Raporun değerlendirme bölümünde ise şu ifadelere yer verildi:
“İstanbul’da en yüksek oranda işsizliğe mahkûm edilenler aşçılar, garsonlar, şoförler, kuryeler, öğretmenler, satış danışmanları, mühendisler, kuaförler, muhasebeciler, grafikerler, tekstil ve turizm çalışanlarıdır.
İşyerlerinin salgının üzerinden 50 gün geçmesine rağmen hala yaklaşık 4’te 1’inin hala salgın konusunda hiçbir önlem almadığı görülmüştür.

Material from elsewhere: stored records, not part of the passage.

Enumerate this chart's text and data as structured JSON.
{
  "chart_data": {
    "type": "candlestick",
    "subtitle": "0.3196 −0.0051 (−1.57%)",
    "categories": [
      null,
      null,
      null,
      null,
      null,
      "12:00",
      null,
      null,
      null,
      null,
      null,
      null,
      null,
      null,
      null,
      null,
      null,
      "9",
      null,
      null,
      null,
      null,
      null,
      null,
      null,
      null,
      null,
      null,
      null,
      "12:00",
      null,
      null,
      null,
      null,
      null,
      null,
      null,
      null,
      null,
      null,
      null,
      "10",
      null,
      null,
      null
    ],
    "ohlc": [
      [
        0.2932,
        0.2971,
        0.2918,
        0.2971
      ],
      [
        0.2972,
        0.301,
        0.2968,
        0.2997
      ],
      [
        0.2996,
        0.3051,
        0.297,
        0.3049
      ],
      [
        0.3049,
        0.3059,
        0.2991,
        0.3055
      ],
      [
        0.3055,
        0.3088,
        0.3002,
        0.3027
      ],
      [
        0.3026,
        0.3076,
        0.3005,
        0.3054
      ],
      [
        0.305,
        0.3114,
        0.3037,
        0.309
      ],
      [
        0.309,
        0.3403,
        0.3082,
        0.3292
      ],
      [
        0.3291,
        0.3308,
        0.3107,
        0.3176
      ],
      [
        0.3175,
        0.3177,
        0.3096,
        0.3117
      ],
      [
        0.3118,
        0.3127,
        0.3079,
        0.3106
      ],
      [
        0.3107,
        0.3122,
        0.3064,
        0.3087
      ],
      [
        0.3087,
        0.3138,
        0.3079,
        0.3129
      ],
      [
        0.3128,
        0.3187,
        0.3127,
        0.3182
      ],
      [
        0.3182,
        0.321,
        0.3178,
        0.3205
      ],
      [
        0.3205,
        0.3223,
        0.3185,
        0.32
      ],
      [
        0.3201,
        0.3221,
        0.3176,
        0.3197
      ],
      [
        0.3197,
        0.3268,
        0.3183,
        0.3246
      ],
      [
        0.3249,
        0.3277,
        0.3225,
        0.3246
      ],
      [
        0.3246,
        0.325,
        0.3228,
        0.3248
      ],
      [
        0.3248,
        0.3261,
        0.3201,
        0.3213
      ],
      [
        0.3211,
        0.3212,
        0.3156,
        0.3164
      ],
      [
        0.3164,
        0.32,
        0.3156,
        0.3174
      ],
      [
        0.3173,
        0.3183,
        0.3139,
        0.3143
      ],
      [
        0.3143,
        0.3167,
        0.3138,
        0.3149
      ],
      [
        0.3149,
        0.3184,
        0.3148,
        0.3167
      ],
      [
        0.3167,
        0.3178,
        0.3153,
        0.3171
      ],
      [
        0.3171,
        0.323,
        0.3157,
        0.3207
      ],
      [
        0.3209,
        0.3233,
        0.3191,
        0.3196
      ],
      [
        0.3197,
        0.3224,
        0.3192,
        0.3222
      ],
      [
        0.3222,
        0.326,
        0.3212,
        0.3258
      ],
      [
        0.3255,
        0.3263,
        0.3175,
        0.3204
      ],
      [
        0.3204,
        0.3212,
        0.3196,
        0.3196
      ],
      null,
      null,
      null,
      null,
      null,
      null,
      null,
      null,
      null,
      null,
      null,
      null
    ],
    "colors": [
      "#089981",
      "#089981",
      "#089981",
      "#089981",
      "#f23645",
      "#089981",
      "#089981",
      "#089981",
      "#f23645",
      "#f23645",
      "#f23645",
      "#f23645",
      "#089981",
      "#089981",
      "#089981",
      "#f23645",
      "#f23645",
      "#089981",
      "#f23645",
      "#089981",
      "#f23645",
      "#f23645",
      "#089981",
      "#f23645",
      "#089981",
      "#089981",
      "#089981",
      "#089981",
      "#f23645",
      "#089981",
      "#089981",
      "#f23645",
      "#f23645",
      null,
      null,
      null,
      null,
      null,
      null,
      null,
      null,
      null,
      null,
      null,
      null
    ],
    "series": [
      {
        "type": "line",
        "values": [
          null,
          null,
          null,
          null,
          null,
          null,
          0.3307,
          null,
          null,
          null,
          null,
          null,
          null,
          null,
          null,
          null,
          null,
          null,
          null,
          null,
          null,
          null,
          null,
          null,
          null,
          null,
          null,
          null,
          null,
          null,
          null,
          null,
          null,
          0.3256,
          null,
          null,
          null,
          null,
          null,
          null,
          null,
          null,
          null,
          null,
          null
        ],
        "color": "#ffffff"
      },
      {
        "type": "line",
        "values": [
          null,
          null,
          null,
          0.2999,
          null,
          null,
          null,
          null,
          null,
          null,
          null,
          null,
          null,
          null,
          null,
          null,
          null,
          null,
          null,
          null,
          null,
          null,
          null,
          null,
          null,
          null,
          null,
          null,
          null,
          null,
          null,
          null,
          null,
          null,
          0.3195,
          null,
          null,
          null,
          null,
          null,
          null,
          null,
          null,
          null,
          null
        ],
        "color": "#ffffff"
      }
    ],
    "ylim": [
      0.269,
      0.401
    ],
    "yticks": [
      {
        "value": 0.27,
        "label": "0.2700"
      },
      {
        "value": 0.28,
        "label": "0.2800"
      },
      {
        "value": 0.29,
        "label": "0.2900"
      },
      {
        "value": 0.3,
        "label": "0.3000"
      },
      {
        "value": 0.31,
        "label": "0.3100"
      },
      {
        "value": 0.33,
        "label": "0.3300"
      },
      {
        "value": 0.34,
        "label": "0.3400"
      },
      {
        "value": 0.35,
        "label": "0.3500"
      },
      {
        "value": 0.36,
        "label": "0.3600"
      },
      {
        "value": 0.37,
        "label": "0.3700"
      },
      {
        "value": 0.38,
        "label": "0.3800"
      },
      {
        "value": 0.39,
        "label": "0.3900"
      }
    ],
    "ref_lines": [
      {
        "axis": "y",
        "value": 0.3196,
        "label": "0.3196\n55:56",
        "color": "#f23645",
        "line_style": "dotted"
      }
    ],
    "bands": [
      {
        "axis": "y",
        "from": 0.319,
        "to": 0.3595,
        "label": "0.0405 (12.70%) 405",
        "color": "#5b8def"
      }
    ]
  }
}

Anket kapsamında en fazla dile getirilen sorunlar can güvenliği hiçe sayılarak çalışmaya devam edilmesi, gelecek kaygısı ve güvencesizlik, maske ve dezenfektan eksikliğidir.
Vatandaşlarımızın paylaştığı başlıca talepler ise; salgın süresince iş yerlerine denetim yapılarak kuralları uymayanlara ceza verilmesi, ücretli izin, karşılıksız devlet yardımı, gelir güvencesi ve işsizliğe somut çözüm üretilmesidir.
İşverenler ücretsiz izne çıkarmakla çalışanları tehdit edip daha fazla iş yükü yüklemekte, özellikle evde kalanlara artan işsizlik ile baskı oluşturarak esnek çalışmaya zorlamaktadır.
İşverene işçiyi ücretsiz izne çıkarma hakkının verilmesi son haftalarda en fazla şikayet konusu olan sorunların başında gelmektedir. Ücretsiz izin, işten ayrılma yasağıdır ve çalışanları 1168 lira gibi bir sefalet ödeneğine mahkûm etmektedir. Bunun yanında ücretsiz izin ile gerçekte hiçbir geliri olmayan insanlar işsiz sayılarına dahil edilmeyeceği için işsizlik oranındaki gerçek artış resmi sayılara yansımayacaktır.
Mevcut iktidar korona salgınında da diğer afetlerde olduğu gibi meselelere insan hakları odaklı değil sadece sermayedarların birikimini korumayı ve arttırmayı gözeterek bakmaktadır.
Siyasi iktidar, Anayasa’da belirtildiği gibi sosyal devlet olmanın sorumluluklarını yerine getirmeli ve halkın asgari yaşam gelirini güvence altına almalıdır. İhtiyaç sahibi tüm aileler için Aile Sigortası hayata geçirilmelidir. Çalışanların evde kalabilmesinin somut koşulları oluşturulmalı, çalışamadığı için zorunlu olarak evde kalanların da gelir güvenceleri sağlanmalıdır.”